Here’s what I learned from this month of daily writing and from the experience with the angry friend:
- Writing every single day is hard.
- Committing to blogging publicly every single day is even harder. Some days you just don’t even know what you’re going to write about. Some days you’re just really tired and you don’t have time to include everything that needs to be said. Some days you haven’t processed everything you want to say thoroughly and the words and thoughts don’t flow easily. Some days are more successful than others. If I had to write that braces blog post again, I would have included what happened in the hospital that night after the surgery when I woke up screaming in pain because my chest muscles had tightened up into the worst charley horse you can imagine times 10,000 and the nurse had to run morphine into my IV to abate that pain. I would have written about the second night back home in my own bed when Karen came in to wake me up for the first time as she nursed me back to health to give me my Valium/Vicodin cocktail and I started crying because I was so scared. I would have included the fact that the expanders in my chest are wider than what the final implants will be so I can’t comfortably hold my arms straight down my sides because if I do, I pinch the blood flow to my extremities and lose feeling in my hands. How even though I take a muscle relaxer and painkiller before I go to bed each night, I still wake up in enough pain each morning that my eyes well up with tears until I can get to the next dose of muscle relaxer and painkiller. How when I went to the Transformer Auction less than three weeks after the surgery because I wanted to see all my friends, I spent the whole night holding back well-meaning people from hugging me because I was so scared that they would squeeze a little too hard and hurt my sore chest muscles. That blog post comparing braces to boob expansion was not actually about comparing braces to boob expansion. It was one of many blog posts I have written about how physically and emotionally painful and weird it has been to have breast cancer.
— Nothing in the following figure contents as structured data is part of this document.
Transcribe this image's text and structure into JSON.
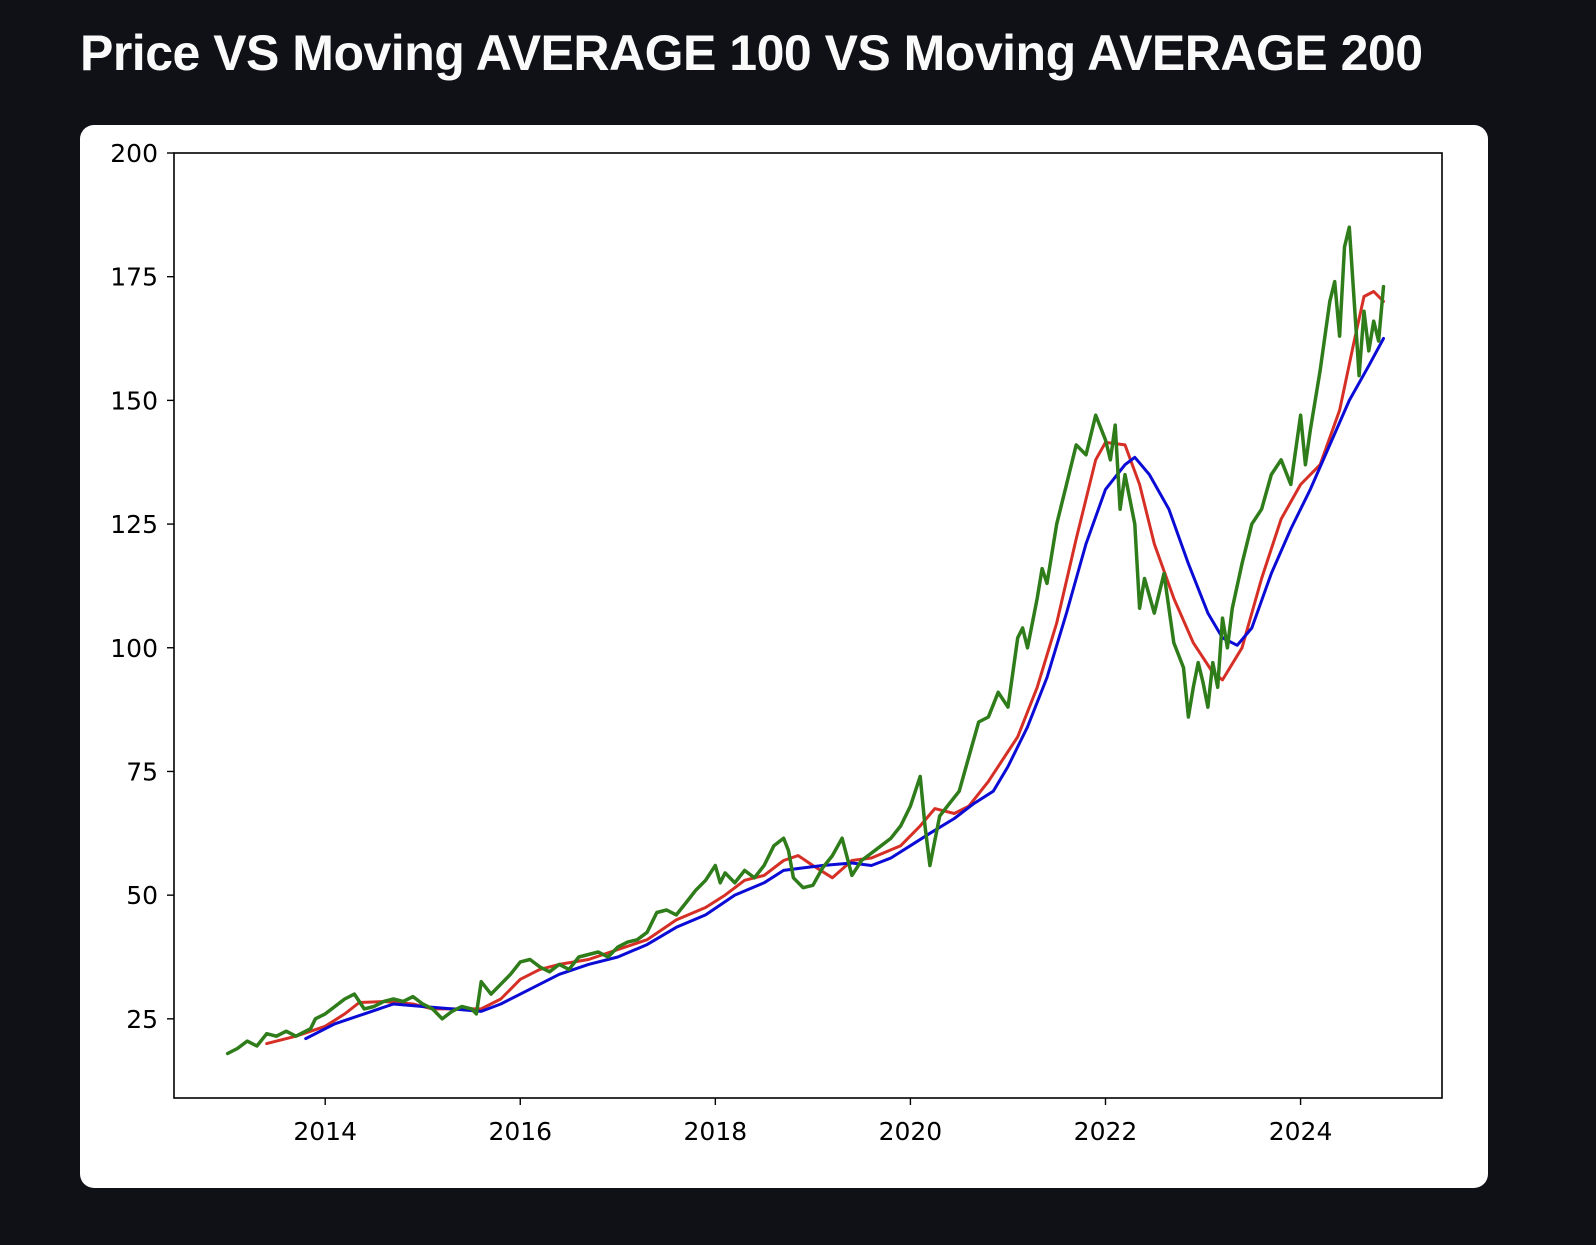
{
  "page": {
    "title": "Price VS Moving AVERAGE 100 VS Moving AVERAGE 200"
  },
  "chart_data": {
    "type": "line",
    "title": "",
    "xlabel": "",
    "ylabel": "",
    "xlim": [
      2012.45,
      2025.45
    ],
    "ylim": [
      9,
      200
    ],
    "x_ticks": [
      2014,
      2016,
      2018,
      2020,
      2022,
      2024
    ],
    "y_ticks": [
      25,
      50,
      75,
      100,
      125,
      150,
      175,
      200
    ],
    "grid": false,
    "legend": "none",
    "series": [
      {
        "color": "#d62f26",
        "stroke_width": 3,
        "points": [
          [
            2013.4,
            20
          ],
          [
            2013.7,
            21.5
          ],
          [
            2014.0,
            23.5
          ],
          [
            2014.2,
            26
          ],
          [
            2014.35,
            28.3
          ],
          [
            2014.6,
            28.5
          ],
          [
            2014.9,
            28
          ],
          [
            2015.1,
            27
          ],
          [
            2015.4,
            27
          ],
          [
            2015.6,
            27
          ],
          [
            2015.8,
            29
          ],
          [
            2016.0,
            33
          ],
          [
            2016.2,
            35
          ],
          [
            2016.4,
            36
          ],
          [
            2016.7,
            37
          ],
          [
            2017.0,
            39
          ],
          [
            2017.3,
            41
          ],
          [
            2017.6,
            45
          ],
          [
            2017.9,
            47.5
          ],
          [
            2018.1,
            50
          ],
          [
            2018.3,
            53
          ],
          [
            2018.5,
            54
          ],
          [
            2018.7,
            57
          ],
          [
            2018.85,
            58
          ],
          [
            2019.0,
            56
          ],
          [
            2019.2,
            53.5
          ],
          [
            2019.4,
            57
          ],
          [
            2019.6,
            57.5
          ],
          [
            2019.9,
            60
          ],
          [
            2020.1,
            64
          ],
          [
            2020.25,
            67.5
          ],
          [
            2020.45,
            66.5
          ],
          [
            2020.6,
            68
          ],
          [
            2020.8,
            73
          ],
          [
            2021.1,
            82
          ],
          [
            2021.3,
            92
          ],
          [
            2021.5,
            105
          ],
          [
            2021.7,
            122
          ],
          [
            2021.9,
            138
          ],
          [
            2022.0,
            141.5
          ],
          [
            2022.2,
            141
          ],
          [
            2022.35,
            133
          ],
          [
            2022.5,
            121
          ],
          [
            2022.7,
            110
          ],
          [
            2022.9,
            101
          ],
          [
            2023.1,
            95
          ],
          [
            2023.2,
            93.5
          ],
          [
            2023.4,
            100
          ],
          [
            2023.6,
            114
          ],
          [
            2023.8,
            126
          ],
          [
            2024.0,
            133
          ],
          [
            2024.2,
            137
          ],
          [
            2024.4,
            148
          ],
          [
            2024.55,
            162
          ],
          [
            2024.65,
            171
          ],
          [
            2024.75,
            172
          ],
          [
            2024.85,
            170
          ]
        ]
      },
      {
        "color": "#0b0bd6",
        "stroke_width": 3,
        "points": [
          [
            2013.8,
            21
          ],
          [
            2014.1,
            24
          ],
          [
            2014.4,
            26
          ],
          [
            2014.7,
            28
          ],
          [
            2015.0,
            27.5
          ],
          [
            2015.3,
            27
          ],
          [
            2015.6,
            26.5
          ],
          [
            2015.8,
            28
          ],
          [
            2016.1,
            31
          ],
          [
            2016.4,
            34
          ],
          [
            2016.7,
            36
          ],
          [
            2017.0,
            37.5
          ],
          [
            2017.3,
            40
          ],
          [
            2017.6,
            43.5
          ],
          [
            2017.9,
            46
          ],
          [
            2018.2,
            50
          ],
          [
            2018.5,
            52.5
          ],
          [
            2018.7,
            55
          ],
          [
            2018.9,
            55.5
          ],
          [
            2019.1,
            56
          ],
          [
            2019.4,
            56.5
          ],
          [
            2019.6,
            56
          ],
          [
            2019.8,
            57.5
          ],
          [
            2020.0,
            60
          ],
          [
            2020.2,
            62.5
          ],
          [
            2020.45,
            65.5
          ],
          [
            2020.65,
            68.5
          ],
          [
            2020.85,
            71
          ],
          [
            2021.0,
            76
          ],
          [
            2021.2,
            84
          ],
          [
            2021.4,
            94
          ],
          [
            2021.6,
            107
          ],
          [
            2021.8,
            121
          ],
          [
            2022.0,
            132
          ],
          [
            2022.2,
            137
          ],
          [
            2022.3,
            138.5
          ],
          [
            2022.45,
            135
          ],
          [
            2022.65,
            128
          ],
          [
            2022.85,
            117
          ],
          [
            2023.05,
            107
          ],
          [
            2023.2,
            102
          ],
          [
            2023.35,
            100.5
          ],
          [
            2023.5,
            104
          ],
          [
            2023.7,
            115
          ],
          [
            2023.9,
            124
          ],
          [
            2024.1,
            132
          ],
          [
            2024.3,
            141
          ],
          [
            2024.5,
            150
          ],
          [
            2024.7,
            157
          ],
          [
            2024.85,
            162.5
          ]
        ]
      },
      {
        "color": "#2f7c1a",
        "stroke_width": 3.5,
        "points": [
          [
            2013.0,
            18
          ],
          [
            2013.1,
            19
          ],
          [
            2013.2,
            20.5
          ],
          [
            2013.3,
            19.5
          ],
          [
            2013.4,
            22
          ],
          [
            2013.5,
            21.5
          ],
          [
            2013.6,
            22.5
          ],
          [
            2013.7,
            21.5
          ],
          [
            2013.85,
            23
          ],
          [
            2013.9,
            25
          ],
          [
            2014.0,
            26
          ],
          [
            2014.1,
            27.5
          ],
          [
            2014.2,
            29
          ],
          [
            2014.3,
            30
          ],
          [
            2014.4,
            27
          ],
          [
            2014.5,
            27.5
          ],
          [
            2014.6,
            28.5
          ],
          [
            2014.7,
            29
          ],
          [
            2014.8,
            28.5
          ],
          [
            2014.9,
            29.5
          ],
          [
            2015.0,
            28
          ],
          [
            2015.1,
            27
          ],
          [
            2015.2,
            25
          ],
          [
            2015.3,
            26.5
          ],
          [
            2015.4,
            27.5
          ],
          [
            2015.5,
            27
          ],
          [
            2015.55,
            26
          ],
          [
            2015.6,
            32.5
          ],
          [
            2015.7,
            30
          ],
          [
            2015.8,
            32
          ],
          [
            2015.9,
            34
          ],
          [
            2016.0,
            36.5
          ],
          [
            2016.1,
            37
          ],
          [
            2016.2,
            35.5
          ],
          [
            2016.3,
            34.5
          ],
          [
            2016.4,
            36
          ],
          [
            2016.5,
            35
          ],
          [
            2016.6,
            37.5
          ],
          [
            2016.7,
            38
          ],
          [
            2016.8,
            38.5
          ],
          [
            2016.9,
            37.5
          ],
          [
            2017.0,
            39.5
          ],
          [
            2017.1,
            40.5
          ],
          [
            2017.2,
            41
          ],
          [
            2017.3,
            42.5
          ],
          [
            2017.4,
            46.5
          ],
          [
            2017.5,
            47
          ],
          [
            2017.6,
            46
          ],
          [
            2017.7,
            48.5
          ],
          [
            2017.8,
            51
          ],
          [
            2017.9,
            53
          ],
          [
            2018.0,
            56
          ],
          [
            2018.05,
            52.5
          ],
          [
            2018.1,
            54.5
          ],
          [
            2018.2,
            52.5
          ],
          [
            2018.3,
            55
          ],
          [
            2018.4,
            53.5
          ],
          [
            2018.5,
            56
          ],
          [
            2018.6,
            60
          ],
          [
            2018.7,
            61.5
          ],
          [
            2018.75,
            59
          ],
          [
            2018.8,
            53.5
          ],
          [
            2018.9,
            51.5
          ],
          [
            2019.0,
            52
          ],
          [
            2019.1,
            55.5
          ],
          [
            2019.2,
            58
          ],
          [
            2019.3,
            61.5
          ],
          [
            2019.4,
            54
          ],
          [
            2019.5,
            57
          ],
          [
            2019.6,
            58.5
          ],
          [
            2019.7,
            60
          ],
          [
            2019.8,
            61.5
          ],
          [
            2019.9,
            64
          ],
          [
            2020.0,
            68
          ],
          [
            2020.1,
            74
          ],
          [
            2020.15,
            64
          ],
          [
            2020.2,
            56
          ],
          [
            2020.25,
            61
          ],
          [
            2020.3,
            66
          ],
          [
            2020.4,
            68.5
          ],
          [
            2020.5,
            71
          ],
          [
            2020.6,
            78
          ],
          [
            2020.7,
            85
          ],
          [
            2020.8,
            86
          ],
          [
            2020.9,
            91
          ],
          [
            2021.0,
            88
          ],
          [
            2021.1,
            102
          ],
          [
            2021.15,
            104
          ],
          [
            2021.2,
            100
          ],
          [
            2021.3,
            110
          ],
          [
            2021.35,
            116
          ],
          [
            2021.4,
            113
          ],
          [
            2021.5,
            125
          ],
          [
            2021.6,
            133
          ],
          [
            2021.7,
            141
          ],
          [
            2021.8,
            139
          ],
          [
            2021.9,
            147
          ],
          [
            2022.0,
            142
          ],
          [
            2022.05,
            138
          ],
          [
            2022.1,
            145
          ],
          [
            2022.15,
            128
          ],
          [
            2022.2,
            135
          ],
          [
            2022.3,
            125
          ],
          [
            2022.35,
            108
          ],
          [
            2022.4,
            114
          ],
          [
            2022.5,
            107
          ],
          [
            2022.6,
            115
          ],
          [
            2022.7,
            101
          ],
          [
            2022.8,
            96
          ],
          [
            2022.85,
            86
          ],
          [
            2022.9,
            92
          ],
          [
            2022.95,
            97
          ],
          [
            2023.0,
            93
          ],
          [
            2023.05,
            88
          ],
          [
            2023.1,
            97
          ],
          [
            2023.15,
            92
          ],
          [
            2023.2,
            106
          ],
          [
            2023.25,
            100
          ],
          [
            2023.3,
            108
          ],
          [
            2023.4,
            117
          ],
          [
            2023.5,
            125
          ],
          [
            2023.6,
            128
          ],
          [
            2023.7,
            135
          ],
          [
            2023.8,
            138
          ],
          [
            2023.9,
            133
          ],
          [
            2024.0,
            147
          ],
          [
            2024.05,
            137
          ],
          [
            2024.1,
            144
          ],
          [
            2024.2,
            156
          ],
          [
            2024.3,
            170
          ],
          [
            2024.35,
            174
          ],
          [
            2024.4,
            163
          ],
          [
            2024.45,
            181
          ],
          [
            2024.5,
            185
          ],
          [
            2024.55,
            170
          ],
          [
            2024.6,
            155
          ],
          [
            2024.65,
            168
          ],
          [
            2024.7,
            160
          ],
          [
            2024.75,
            166
          ],
          [
            2024.8,
            162
          ],
          [
            2024.85,
            173
          ]
        ]
      }
    ]
  }
}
It was about how I am still in the middle of this emotionally and physically painful and weird experience and the toll this experience has had on me. That blog post was about how writing about this emotionally and physically painful and weird experience each day, and sometimes making fun of it, keeps me from sinking into utter despair and despondency.
- Writing about one’s fight with breast cancer is really fucking hard. Especially when you’re still in the middle of it and you’ve got to wait a few more months before you get your Fabulous New Boobs when the nightmare finally ends. And then you realize the nightmare never actually ends even after you get your Fabulous New Boobs because you’re always going to have those fake boobs you never wanted in the first place to remind you how vulnerable you are and you have to visit your cancer surgeon every six months for five years and then every year after that for the rest of your life to remind you that you once had a life-threatening disease and you’re never really and truly in the clear.
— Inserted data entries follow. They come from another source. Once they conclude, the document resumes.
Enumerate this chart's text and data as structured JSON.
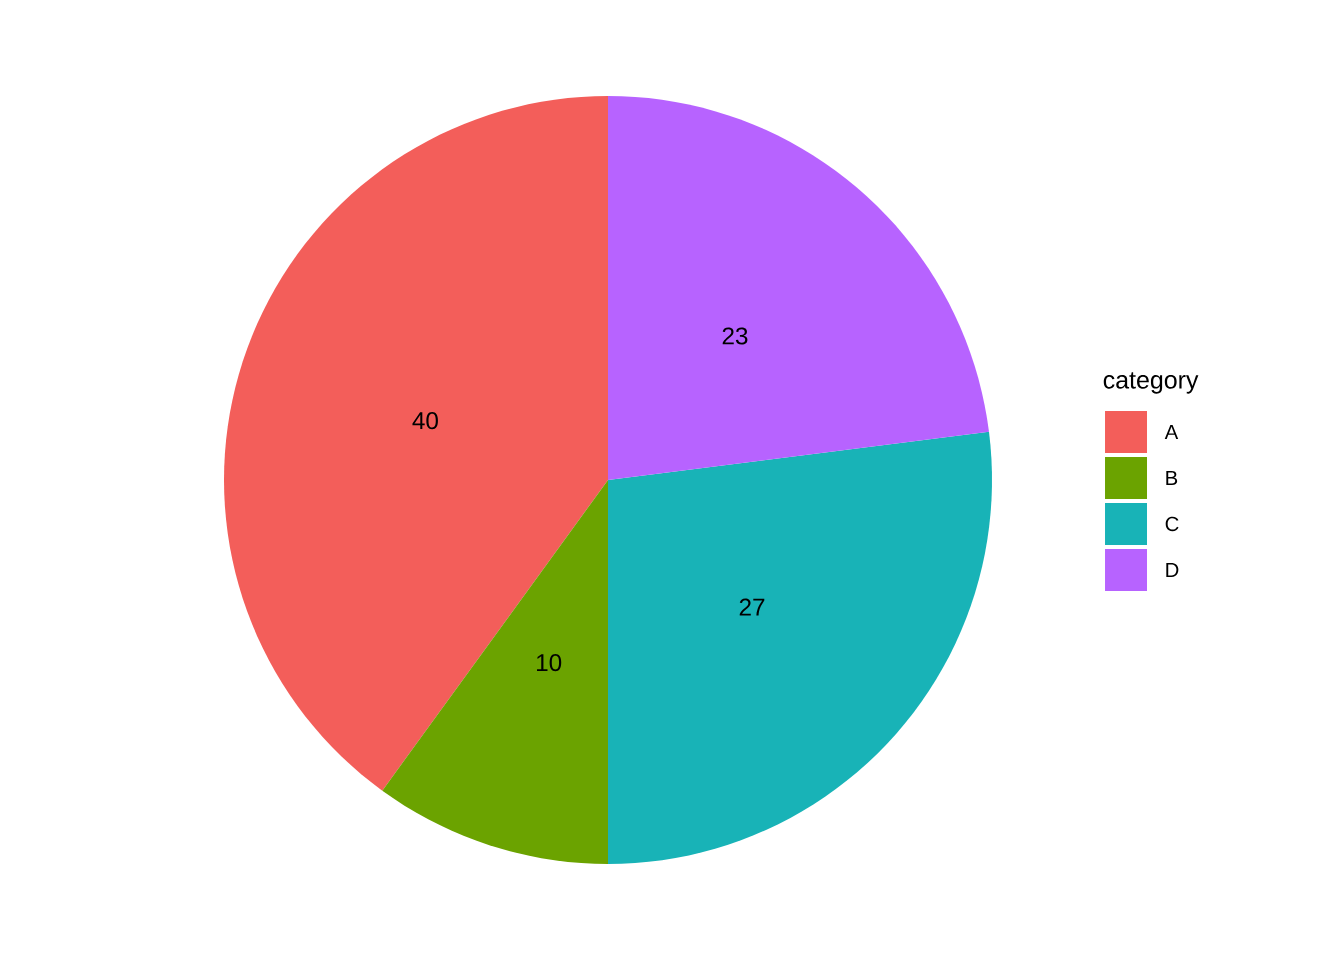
{
  "chart_data": {
    "type": "pie",
    "legend_title": "category",
    "categories": [
      "A",
      "B",
      "C",
      "D"
    ],
    "values": [
      40,
      10,
      27,
      23
    ],
    "colors": [
      "#f35e5a",
      "#6ba300",
      "#18b3b7",
      "#b763ff"
    ],
    "data_labels": true,
    "legend": "right"
  }
}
- I am not a journalist. I write a blog that contains stories from my life and my perspective. I include and exclude details to make the points I want to make. I am not writing a blog to report on what anyone else thinks or what the facts are according to anyone else’s perspective. I use artistic license to make leaps in logic when I don’t have time or inclination to fill in all the gaps on my blog. (See item #2 above.) I will continue to write in exactly this same manner, although I hope to fill in all those gaps when I write my books.
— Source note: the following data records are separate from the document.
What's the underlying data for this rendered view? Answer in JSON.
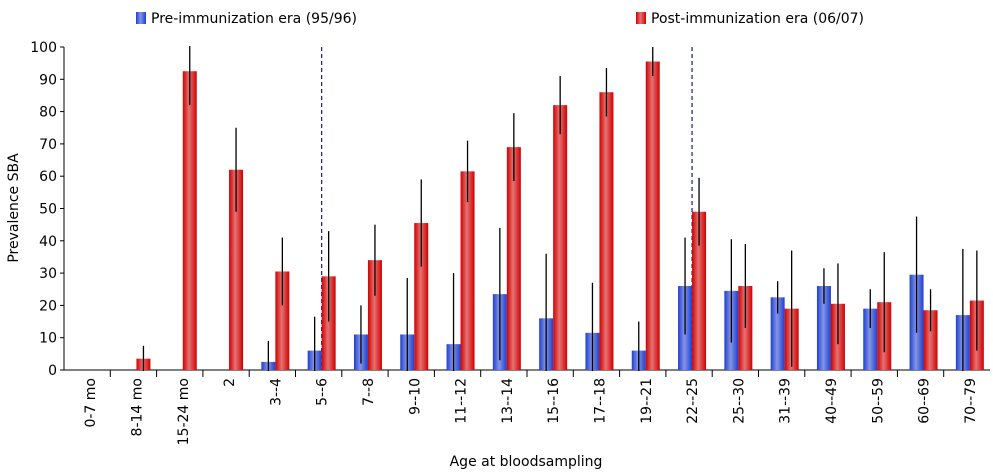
{
  "chart_data": {
    "type": "bar",
    "y_label": "Prevalence SBA",
    "x_label": "Age at bloodsampling",
    "categories": [
      "0-7 mo",
      "8-14 mo",
      "15-24 mo",
      "2",
      "3--4",
      "5--6",
      "7--8",
      "9--10",
      "11--12",
      "13--14",
      "15--16",
      "17--18",
      "19--21",
      "22--25",
      "25--30",
      "31--39",
      "40--49",
      "50--59",
      "60--69",
      "70--79"
    ],
    "series": [
      {
        "name": "Pre-immunization era (95/96)",
        "color": "#1f3fd0",
        "values": [
          0,
          0,
          0,
          0,
          2.5,
          6,
          11,
          11,
          8,
          23.5,
          16,
          11.5,
          6,
          26,
          24.5,
          22.5,
          26,
          19,
          29.5,
          17
        ],
        "errors": [
          null,
          null,
          null,
          null,
          6.5,
          10.5,
          9,
          17.5,
          22,
          20.5,
          20,
          15.5,
          9,
          15,
          16,
          5,
          5.5,
          6,
          18,
          20.5
        ]
      },
      {
        "name": "Post-immunization era (06/07)",
        "color": "#d00000",
        "values": [
          0,
          3.5,
          92.5,
          62,
          30.5,
          29,
          34,
          45.5,
          61.5,
          69,
          82,
          86,
          95.5,
          49,
          26,
          19,
          20.5,
          21,
          18.5,
          21.5
        ],
        "errors": [
          null,
          4,
          10.5,
          13,
          10.5,
          14,
          11,
          13.5,
          9.5,
          10.5,
          9,
          7.5,
          4.5,
          10.5,
          13,
          18,
          12.5,
          15.5,
          6.5,
          15.5
        ]
      }
    ],
    "ylim": [
      0,
      100
    ],
    "yticks": [
      0,
      10,
      20,
      30,
      40,
      50,
      60,
      70,
      80,
      90,
      100
    ],
    "dashed_lines_at": [
      "5--6",
      "22--25"
    ],
    "legend": "top"
  }
}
- I will never intentionally hurt a friend.
- I don’t fit the myth of the lonely writer sitting in a cold attic with a bottle of gin, writing in solitude. I talk about all my ideas out loud with my friends. I write about everything at length in my private journals. I stare into space at length pondering these ideas. I then find some meaning for myself in all of these conversations and internal musings and I write about them for public consumption. For now, the blog posts are incomplete snippets into my inner life. I hope to turn these seeds of thought into a larger, more in-depth, more meaningful work someday. If you are in my orbit, you are helping me figure this shit out. Thank you.